The Hidden Cost of AI Model Upgrades
When Anthropic updated Claude to Opus 4.7, real-world token usage jumped roughly 40% — with no pricing announcement. Here's what that means for any team running AI workflows at any scale.
By Forge Team
When your AI tools upgrade, your costs can go up — even if the pricing page says nothing changed. Earlier this month, AI newsletters TLDR AI and The Neuron flagged that Claude Opus 4.7 was using roughly 35% more tokens than the previous version for identical inputs (Apr 17). Developer Simon Willison tested this directly and put the figure at approximately 40% (Apr 20). No pricing announcement accompanied either finding. Just more tokens consumed per task than before, with nothing on the plans page to indicate a change.
If you use AI through anything connected to an API — a no-code integration in Zapier or Make.com, a workflow a colleague built, or a SaaS product that passes usage costs through to you — that 40% lands directly in your cost column.
What changed and why it matters
Token count is what AI providers actually charge for, whether that pricing is visible to you or not. Tokens are the units models use to read and write text — roughly three to four characters of English per token, though the exact mapping depends on the model version. When that mapping changes — when the underlying tokeniser is updated alongside a new model release — the same sentence can require meaningfully more tokens to process. The model does not necessarily generate longer outputs. The inputs and outputs simply cost more to handle.

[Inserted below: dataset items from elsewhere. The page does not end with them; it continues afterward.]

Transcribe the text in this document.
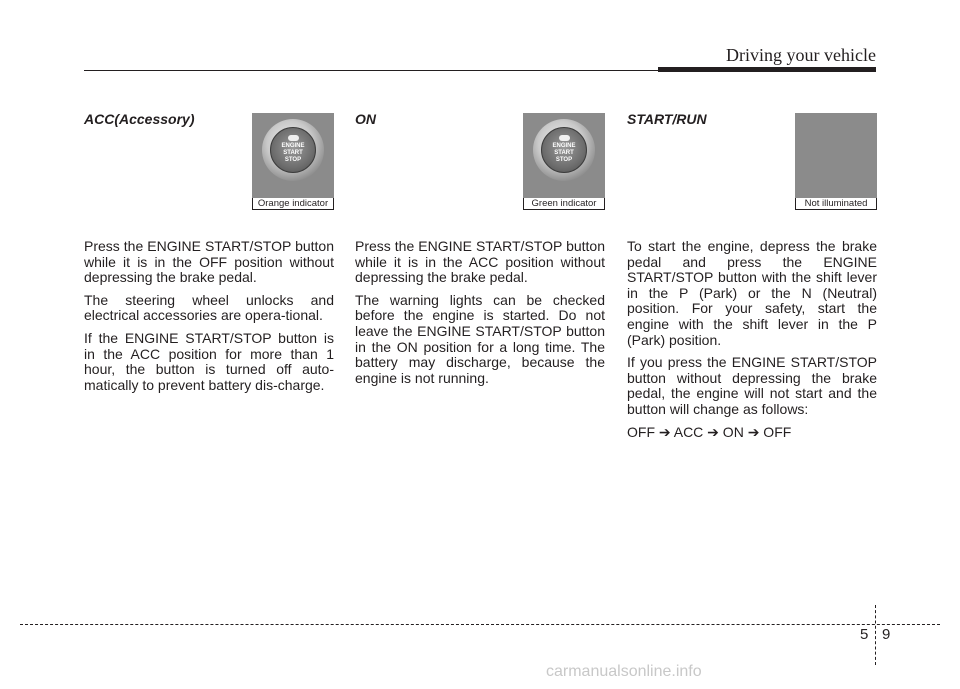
Driving your vehicle
ACC(Accessory)
ENGINE
START
STOP
Orange indicator

Press the ENGINE START/STOP button while it is in the OFF position without depressing the brake pedal.

The steering wheel unlocks and electrical accessories are opera-tional.

If the ENGINE START/STOP button is in the ACC position for more than 1 hour, the button is turned off auto-matically to prevent battery dis-charge.

ON
ENGINE
START
STOP
Green indicator

Press the ENGINE START/STOP button while it is in the ACC position without depressing the brake pedal.

The warning lights can be checked before the engine is started. Do not leave the ENGINE START/STOP button in the ON position for a long time. The battery may discharge, because the engine is not running.

START/RUN
Not illuminated

To start the engine, depress the brake pedal and press the ENGINE START/STOP button with the shift lever in the P (Park) or the N (Neutral) position. For your safety, start the engine with the shift lever in the P (Park) position.

If you press the ENGINE START/STOP button without depressing the brake pedal, the engine will not start and the button will change as follows:

OFF ➔ ACC ➔ ON ➔ OFF

5 9
carmanualsonline.info
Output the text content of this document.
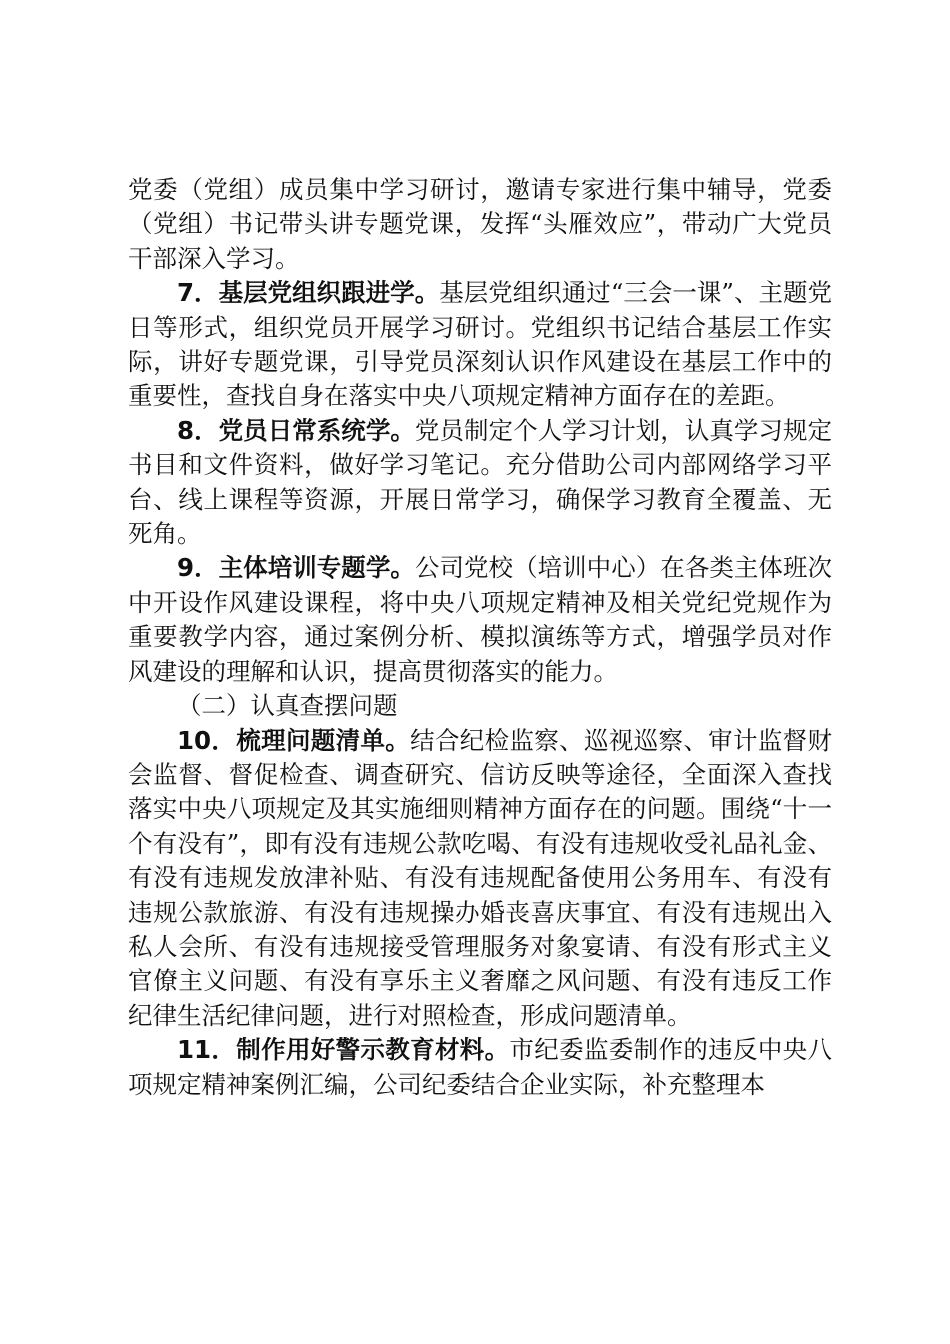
党委（党组）成员集中学习研讨，邀请专家进行集中辅导，党委（党组）书记带头讲专题党课，发挥“头雁效应”，带动广大党员干部深入学习。

7．基层党组织跟进学。基层党组织通过“三会一课”、主题党日等形式，组织党员开展学习研讨。党组织书记结合基层工作实际，讲好专题党课，引导党员深刻认识作风建设在基层工作中的重要性，查找自身在落实中央八项规定精神方面存在的差距。

8．党员日常系统学。党员制定个人学习计划，认真学习规定书目和文件资料，做好学习笔记。充分借助公司内部网络学习平台、线上课程等资源，开展日常学习，确保学习教育全覆盖、无死角。

9．主体培训专题学。公司党校（培训中心）在各类主体班次中开设作风建设课程，将中央八项规定精神及相关党纪党规作为重要教学内容，通过案例分析、模拟演练等方式，增强学员对作风建设的理解和认识，提高贯彻落实的能力。

（二）认真查摆问题

10．梳理问题清单。结合纪检监察、巡视巡察、审计监督财会监督、督促检查、调查研究、信访反映等途径，全面深入查找落实中央八项规定及其实施细则精神方面存在的问题。围绕“十一个有没有”，即有没有违规公款吃喝、有没有违规收受礼品礼金、有没有违规发放津补贴、有没有违规配备使用公务用车、有没有违规公款旅游、有没有违规操办婚丧喜庆事宜、有没有违规出入私人会所、有没有违规接受管理服务对象宴请、有没有形式主义官僚主义问题、有没有享乐主义奢靡之风问题、有没有违反工作纪律生活纪律问题，进行对照检查，形成问题清单。

11．制作用好警示教育材料。市纪委监委制作的违反中央八项规定精神案例汇编，公司纪委结合企业实际，补充整理本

Neither finding came with a corresponding product announcement. Anthropic released Opus 4.7 as a capability upgrade — 3x coding performance, higher image resolution, better instruction following. The tokeniser change was not highlighted. That is not unusual — tokeniser changes rarely are — but it creates a real information gap for anyone managing AI usage at a team level. You can read every product announcement and still miss a cost increase that appeared quietly in how the model counts words.
What to do differently from Monday
Treat a model upgrade like a price hike until you check otherwise. The practical check takes fifteen minutes:
- Find your two or three highest-volume AI workflows
- Note roughly how many tasks they run per week and how long the outputs tend to be
- Pull usage data from the tool or API dashboard — most show token consumption per request
- If a model was recently upgraded, compare the week before and the week after
You are not looking for a precise figure. You are looking for whether the number moved. If it did, you have a decision to make about whether the tasks still justify the cost at the new rate.
A real version of this problem
A head of content at a 90-person B2B SaaS uses a Make.com automation that takes new customer interview transcripts, extracts three recurring themes, and writes a short context note for each to a Notion database. It runs about 50 times a month. She built it when Claude Sonnet 4.5 was the default model her Make.com integration used, and approved a rough monthly budget based on what she saw in the first few weeks.
When Make.com updated the underlying model to Opus 4.7, the output quality improved noticeably — the theme extractions got more precise. What she did not notice immediately was that each automation run now consumed roughly 40% more tokens, pushing her monthly API costs above the threshold she had approved without a new conversation with finance.
The amount was small in absolute terms. The pattern was the problem. AI costs drifting upward without a conscious decision compounds across every workflow a team runs.
When AI costs shift, check which workflows still make sense at the new rate.
When you're on a flat monthly subscription
If you use Claude.ai, ChatGPT, or a similar flat-fee subscription, a tokeniser change does not appear on your invoice this month. The vendor absorbs it — until the economics stop working and they raise prices or tighten usage limits. That is how SaaS repricing has always worked, and AI products are no different.
The protection in this case is not tracking your token count. It is keeping your workflows specific enough that if limits tighten, you know exactly what you are relying on. An operations lead at a 25-person digital agency who has built 12 loosely defined ChatGPT workflows for client reporting is more exposed to a usage cap change than one who has 3 tightly scoped automations with explicit output constraints. The tighter workflows are also, usually, better — they generate less noise and cost the provider less to run.
Adding length constraints to your prompts — "respond in three bullet points maximum" or "keep the summary under 80 words" — is one of the simplest ways to keep token usage predictable. On API billing, it directly reduces cost. On flat subscriptions, it makes your usage easier to carry across model and pricing changes.
Set explicit output constraints — better outputs and more predictable token usage.
The line that does not appear on the pricing page
Model upgrades get announced as capability improvements. The tokenisation changes that sometimes accompany them do not. What The Neuron, TLDR AI, and Willison all noted in April is not a one-off — tokeniser changes have occurred across previous model generations and will occur again. The pricing page is not the full picture of what AI costs you. The token counter is. The teams who check before the upgrade lands have time to respond. The ones who find it on the invoice do not.